57 来ちゃダメー!

タイ

国境の街メーサイには2泊して、

チェンライに向かうことにした。

安いバスに乗ったせいか、2人掛けの座席はえらく狭い。

と、俺の視線は一点で止まる。

ウガンダ並みに巨漢の男が乗り込んできたのだ!

”来ちゃダメー!!”

俺は心の中で、ラピュタ人質に捕られたシータばりに叫んでいた。

ビクビクしながら男の同行を見守っていると、

俺の席の前でピタリと足を止めた。 あらやだっ!

アンタ、日本人恐怖症とかになっといてよっ! もう!

男が隣に座り込むと、俺は1人埼京線状態になった・・・。

マジで身動きが取れない!

そんな中、車掌のおばさんがチケットの確認で車内をまわり始めた。

ポケットのチケットを取るため、立ち上がろうとしたが、動けない!

あのね、おばさん。
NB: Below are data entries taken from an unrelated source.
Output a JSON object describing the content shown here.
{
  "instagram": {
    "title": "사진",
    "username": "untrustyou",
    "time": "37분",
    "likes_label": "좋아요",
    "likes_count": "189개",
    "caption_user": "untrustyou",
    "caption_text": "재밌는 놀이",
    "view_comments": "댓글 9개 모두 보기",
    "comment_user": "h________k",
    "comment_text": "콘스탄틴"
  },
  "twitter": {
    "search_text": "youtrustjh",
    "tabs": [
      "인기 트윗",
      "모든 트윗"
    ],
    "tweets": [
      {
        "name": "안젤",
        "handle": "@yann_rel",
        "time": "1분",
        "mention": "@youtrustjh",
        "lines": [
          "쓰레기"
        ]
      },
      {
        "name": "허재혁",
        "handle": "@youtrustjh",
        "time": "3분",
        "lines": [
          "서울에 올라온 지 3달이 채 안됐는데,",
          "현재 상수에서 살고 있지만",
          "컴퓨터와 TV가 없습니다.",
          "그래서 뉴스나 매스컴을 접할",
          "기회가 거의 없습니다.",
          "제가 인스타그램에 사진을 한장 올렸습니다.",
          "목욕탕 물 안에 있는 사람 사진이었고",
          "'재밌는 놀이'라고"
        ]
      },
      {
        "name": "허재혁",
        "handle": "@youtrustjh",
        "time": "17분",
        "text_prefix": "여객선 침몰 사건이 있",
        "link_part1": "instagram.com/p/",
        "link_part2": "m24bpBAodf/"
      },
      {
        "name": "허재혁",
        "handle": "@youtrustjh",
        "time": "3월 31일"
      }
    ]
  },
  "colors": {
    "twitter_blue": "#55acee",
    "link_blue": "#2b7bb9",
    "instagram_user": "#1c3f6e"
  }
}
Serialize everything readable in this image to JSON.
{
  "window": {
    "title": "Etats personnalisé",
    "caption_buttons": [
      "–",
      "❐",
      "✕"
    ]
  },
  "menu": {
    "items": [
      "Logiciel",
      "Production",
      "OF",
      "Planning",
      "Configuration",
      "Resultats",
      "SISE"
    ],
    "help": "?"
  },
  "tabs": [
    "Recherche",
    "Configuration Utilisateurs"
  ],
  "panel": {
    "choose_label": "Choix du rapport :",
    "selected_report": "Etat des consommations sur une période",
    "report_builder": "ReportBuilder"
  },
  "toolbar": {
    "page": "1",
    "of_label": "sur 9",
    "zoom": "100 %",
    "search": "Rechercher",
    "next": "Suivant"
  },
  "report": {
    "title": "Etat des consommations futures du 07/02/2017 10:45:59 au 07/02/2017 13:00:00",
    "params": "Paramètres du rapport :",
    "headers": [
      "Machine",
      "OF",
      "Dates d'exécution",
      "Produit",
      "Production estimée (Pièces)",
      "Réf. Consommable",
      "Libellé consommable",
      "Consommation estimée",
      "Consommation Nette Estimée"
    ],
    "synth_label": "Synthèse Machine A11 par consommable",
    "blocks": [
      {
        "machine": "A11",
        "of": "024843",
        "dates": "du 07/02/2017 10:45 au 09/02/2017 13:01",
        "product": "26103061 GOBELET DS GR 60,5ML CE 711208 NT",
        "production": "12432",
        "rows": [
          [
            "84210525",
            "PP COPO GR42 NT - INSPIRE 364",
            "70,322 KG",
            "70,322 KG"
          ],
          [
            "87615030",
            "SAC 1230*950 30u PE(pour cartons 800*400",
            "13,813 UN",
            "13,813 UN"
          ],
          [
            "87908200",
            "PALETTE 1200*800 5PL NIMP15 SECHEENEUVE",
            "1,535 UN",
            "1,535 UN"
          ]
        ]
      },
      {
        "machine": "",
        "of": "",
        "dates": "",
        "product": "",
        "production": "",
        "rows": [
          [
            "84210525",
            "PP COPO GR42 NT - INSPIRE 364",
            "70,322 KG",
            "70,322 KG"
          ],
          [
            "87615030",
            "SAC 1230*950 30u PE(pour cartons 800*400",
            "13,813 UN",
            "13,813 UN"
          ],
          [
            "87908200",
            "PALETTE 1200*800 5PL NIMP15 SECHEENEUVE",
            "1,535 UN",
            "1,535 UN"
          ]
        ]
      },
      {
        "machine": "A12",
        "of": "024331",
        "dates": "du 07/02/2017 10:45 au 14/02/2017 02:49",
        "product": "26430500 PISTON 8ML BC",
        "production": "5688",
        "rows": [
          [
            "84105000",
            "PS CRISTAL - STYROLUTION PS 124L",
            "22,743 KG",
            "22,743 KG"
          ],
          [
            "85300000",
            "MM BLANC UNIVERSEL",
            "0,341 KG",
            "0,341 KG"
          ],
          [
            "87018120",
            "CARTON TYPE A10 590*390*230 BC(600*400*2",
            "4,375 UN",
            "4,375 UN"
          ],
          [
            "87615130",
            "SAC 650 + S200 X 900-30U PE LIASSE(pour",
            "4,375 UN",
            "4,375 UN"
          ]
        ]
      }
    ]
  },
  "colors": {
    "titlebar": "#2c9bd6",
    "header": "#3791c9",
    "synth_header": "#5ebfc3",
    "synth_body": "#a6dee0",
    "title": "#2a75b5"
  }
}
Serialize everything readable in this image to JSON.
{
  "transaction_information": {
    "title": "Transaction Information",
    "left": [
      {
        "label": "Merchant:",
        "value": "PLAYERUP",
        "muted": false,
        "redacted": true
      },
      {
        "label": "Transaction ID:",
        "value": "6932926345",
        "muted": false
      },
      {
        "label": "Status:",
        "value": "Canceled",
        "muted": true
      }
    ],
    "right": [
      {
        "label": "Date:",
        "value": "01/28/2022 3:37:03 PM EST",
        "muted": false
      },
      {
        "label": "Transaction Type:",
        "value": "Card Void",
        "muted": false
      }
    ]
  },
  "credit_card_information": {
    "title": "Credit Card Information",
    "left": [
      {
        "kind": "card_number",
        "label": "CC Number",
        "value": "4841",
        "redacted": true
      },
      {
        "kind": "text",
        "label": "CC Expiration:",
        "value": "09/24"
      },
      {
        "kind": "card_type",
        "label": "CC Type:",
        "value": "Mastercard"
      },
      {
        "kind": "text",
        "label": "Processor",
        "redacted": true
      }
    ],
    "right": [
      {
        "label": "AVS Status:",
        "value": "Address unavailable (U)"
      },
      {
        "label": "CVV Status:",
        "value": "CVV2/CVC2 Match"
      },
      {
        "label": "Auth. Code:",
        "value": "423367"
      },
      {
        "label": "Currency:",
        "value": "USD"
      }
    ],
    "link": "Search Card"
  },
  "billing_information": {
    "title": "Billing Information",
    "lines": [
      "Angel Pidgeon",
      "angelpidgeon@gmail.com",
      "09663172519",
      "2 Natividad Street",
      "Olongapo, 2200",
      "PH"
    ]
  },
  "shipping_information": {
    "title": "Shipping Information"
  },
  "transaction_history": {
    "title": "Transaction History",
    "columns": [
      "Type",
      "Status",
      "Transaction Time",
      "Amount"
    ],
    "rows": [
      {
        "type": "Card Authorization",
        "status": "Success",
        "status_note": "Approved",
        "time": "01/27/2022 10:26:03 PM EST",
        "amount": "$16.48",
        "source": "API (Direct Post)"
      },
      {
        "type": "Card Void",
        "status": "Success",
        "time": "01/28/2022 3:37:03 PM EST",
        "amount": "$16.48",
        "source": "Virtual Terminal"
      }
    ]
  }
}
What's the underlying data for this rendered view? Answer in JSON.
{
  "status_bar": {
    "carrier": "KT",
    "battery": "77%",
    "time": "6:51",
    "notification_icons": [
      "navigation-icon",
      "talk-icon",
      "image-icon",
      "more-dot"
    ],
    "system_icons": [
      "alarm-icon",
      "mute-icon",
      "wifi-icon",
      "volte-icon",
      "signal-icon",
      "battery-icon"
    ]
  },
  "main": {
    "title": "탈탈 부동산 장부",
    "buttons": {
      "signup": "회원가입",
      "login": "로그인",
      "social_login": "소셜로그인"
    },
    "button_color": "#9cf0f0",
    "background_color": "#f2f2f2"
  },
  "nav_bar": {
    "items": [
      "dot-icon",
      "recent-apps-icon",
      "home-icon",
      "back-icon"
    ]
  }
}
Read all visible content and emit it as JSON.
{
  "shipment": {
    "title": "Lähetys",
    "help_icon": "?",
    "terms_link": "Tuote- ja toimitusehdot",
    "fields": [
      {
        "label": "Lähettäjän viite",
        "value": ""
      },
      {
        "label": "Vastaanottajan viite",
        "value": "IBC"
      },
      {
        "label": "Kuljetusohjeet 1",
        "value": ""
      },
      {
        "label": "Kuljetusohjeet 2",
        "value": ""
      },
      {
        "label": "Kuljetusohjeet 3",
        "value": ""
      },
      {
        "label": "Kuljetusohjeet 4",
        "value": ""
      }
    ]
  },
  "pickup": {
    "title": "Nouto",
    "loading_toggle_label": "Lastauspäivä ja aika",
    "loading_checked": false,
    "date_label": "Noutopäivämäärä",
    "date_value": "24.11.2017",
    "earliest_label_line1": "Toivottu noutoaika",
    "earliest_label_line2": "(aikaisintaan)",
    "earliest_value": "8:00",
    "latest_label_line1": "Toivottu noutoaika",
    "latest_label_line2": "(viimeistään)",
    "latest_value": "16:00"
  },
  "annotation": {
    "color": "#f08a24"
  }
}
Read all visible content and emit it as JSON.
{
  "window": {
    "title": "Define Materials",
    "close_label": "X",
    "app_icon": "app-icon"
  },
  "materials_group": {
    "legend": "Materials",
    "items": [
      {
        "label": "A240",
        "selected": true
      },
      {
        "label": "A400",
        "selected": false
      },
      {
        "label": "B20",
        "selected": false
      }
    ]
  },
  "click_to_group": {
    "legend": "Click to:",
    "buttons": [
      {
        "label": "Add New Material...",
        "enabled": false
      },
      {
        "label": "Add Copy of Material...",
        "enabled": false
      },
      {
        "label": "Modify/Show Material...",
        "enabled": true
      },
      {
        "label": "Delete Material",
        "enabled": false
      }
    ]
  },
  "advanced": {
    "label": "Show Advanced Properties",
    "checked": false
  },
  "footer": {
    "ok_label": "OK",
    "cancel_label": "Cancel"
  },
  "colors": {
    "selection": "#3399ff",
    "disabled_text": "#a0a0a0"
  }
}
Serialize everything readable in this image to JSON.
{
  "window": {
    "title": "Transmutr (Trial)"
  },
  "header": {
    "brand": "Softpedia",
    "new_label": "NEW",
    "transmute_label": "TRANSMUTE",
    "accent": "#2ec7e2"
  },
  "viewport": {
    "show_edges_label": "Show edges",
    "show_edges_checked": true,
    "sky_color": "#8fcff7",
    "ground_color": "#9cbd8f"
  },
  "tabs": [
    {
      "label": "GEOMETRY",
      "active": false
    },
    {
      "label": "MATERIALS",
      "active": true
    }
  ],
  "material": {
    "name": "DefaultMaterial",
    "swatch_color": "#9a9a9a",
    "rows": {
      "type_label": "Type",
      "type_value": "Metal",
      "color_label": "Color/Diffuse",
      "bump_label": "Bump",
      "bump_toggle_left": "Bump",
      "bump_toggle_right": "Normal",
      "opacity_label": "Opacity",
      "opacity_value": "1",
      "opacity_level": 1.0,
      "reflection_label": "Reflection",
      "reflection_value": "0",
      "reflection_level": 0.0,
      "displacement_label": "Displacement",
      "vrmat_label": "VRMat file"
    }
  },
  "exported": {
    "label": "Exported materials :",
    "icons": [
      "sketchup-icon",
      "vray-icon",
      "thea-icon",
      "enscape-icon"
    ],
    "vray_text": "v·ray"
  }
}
笑ってないで、隣のウガンダをどかしてくれ!

一時間程でチェンライに着いた。バスを降りた俺は、

大リーガー養成ギブスを着させられた星飛雄馬の気持ちが少しだけ分った。

宿をとり、レンタルバイクを借りて

かつては麻薬王が潜伏していたという山間の街、メーサロンに向かう。

田舎の一本道なので、ついスピードを出してしまう。

110ccのホンダのカブだが、120kmまで出る!わーい!

こけたらマジで逝くと思われ・・・。

山道の途中、道を尋ねた人に、

”山道はみんな酔っ払って車を運転してるから気を付けろ”

と言われる・・・。

気を付けようがないだろっ!

お茶作りが盛んなメーサロンは絶景が広がっていた。